Now, if we can just get the senile, mentally unbalanced son of a bitch to read Paulson's plan, we'll be okay!
McCain Didn't Even Read Treasury Proposal
Though Sen. John McCain says the nation's current financial crisis requires "all hands on deck" because "the whole future of the American economy is in danger," he admitted in an interview in Cleveland on Tuesday that he hadn't even read the Bush administration's proposed rescue plan that was unveiled over the weekend.
True, it's a voluminous proposal. It actually runs upwards of three pages.
3 bloody pages the guy couldn't bring himself to read in a time of crisis.

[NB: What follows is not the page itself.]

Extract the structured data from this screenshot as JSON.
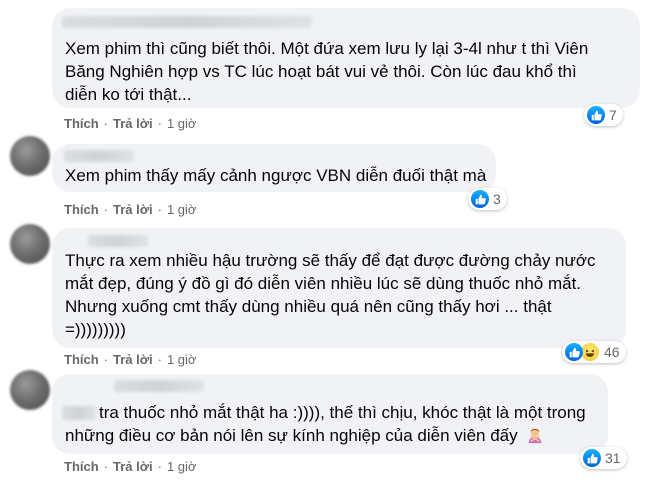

Too busy getting his $5,000 make-up job.
This is the biggest farce I've ever seen. Of course, the Palin thing is getting sadder and uglier. On the whole "Alaska is next Russia" (aka "enormous insult to the intelligence of American voters from the McCain campaign #45,523):
COURIC: Well, explain to me why that enhances your foreign policy credentials?
PALIN: Well, it certainly does because our next door neighbors are foreign countries. they're in the state that i am the executive of. and there in Russia --
COURIC: Have you ever been involved with any negotiations for example, with the Russians?
PALIN: We have trade missions back and forth. we do -- it's very important when you consider even national security issues with Russia -- as Putin rears his head and comes into the airspace of the United States of America, where do they go?
It's Alaska, It's right over the border. It is from Alaska, that we send those out to make sure an eye is being kept on this very powerful nation, Russia, because they are right there, they are right next to our state.
Follow the link to the video. I defy anyone to tell me this isn't a disaster.
I should add that before I thought the comparisons to the famous youtube video of Miss Teen South Carolina were a bit extreme and mean. Now it appears they're spot-on.
Oh guys, blessings be on you. But you way overestimate the subtlety of the average American. McCain sees this as purely "how do I get elected?" Don't count out the possibility his gang can parlay this whole thing into a winning hand.
Joker 2008. Because if you're going to vote for a clown, you might as well go whole-hog with it.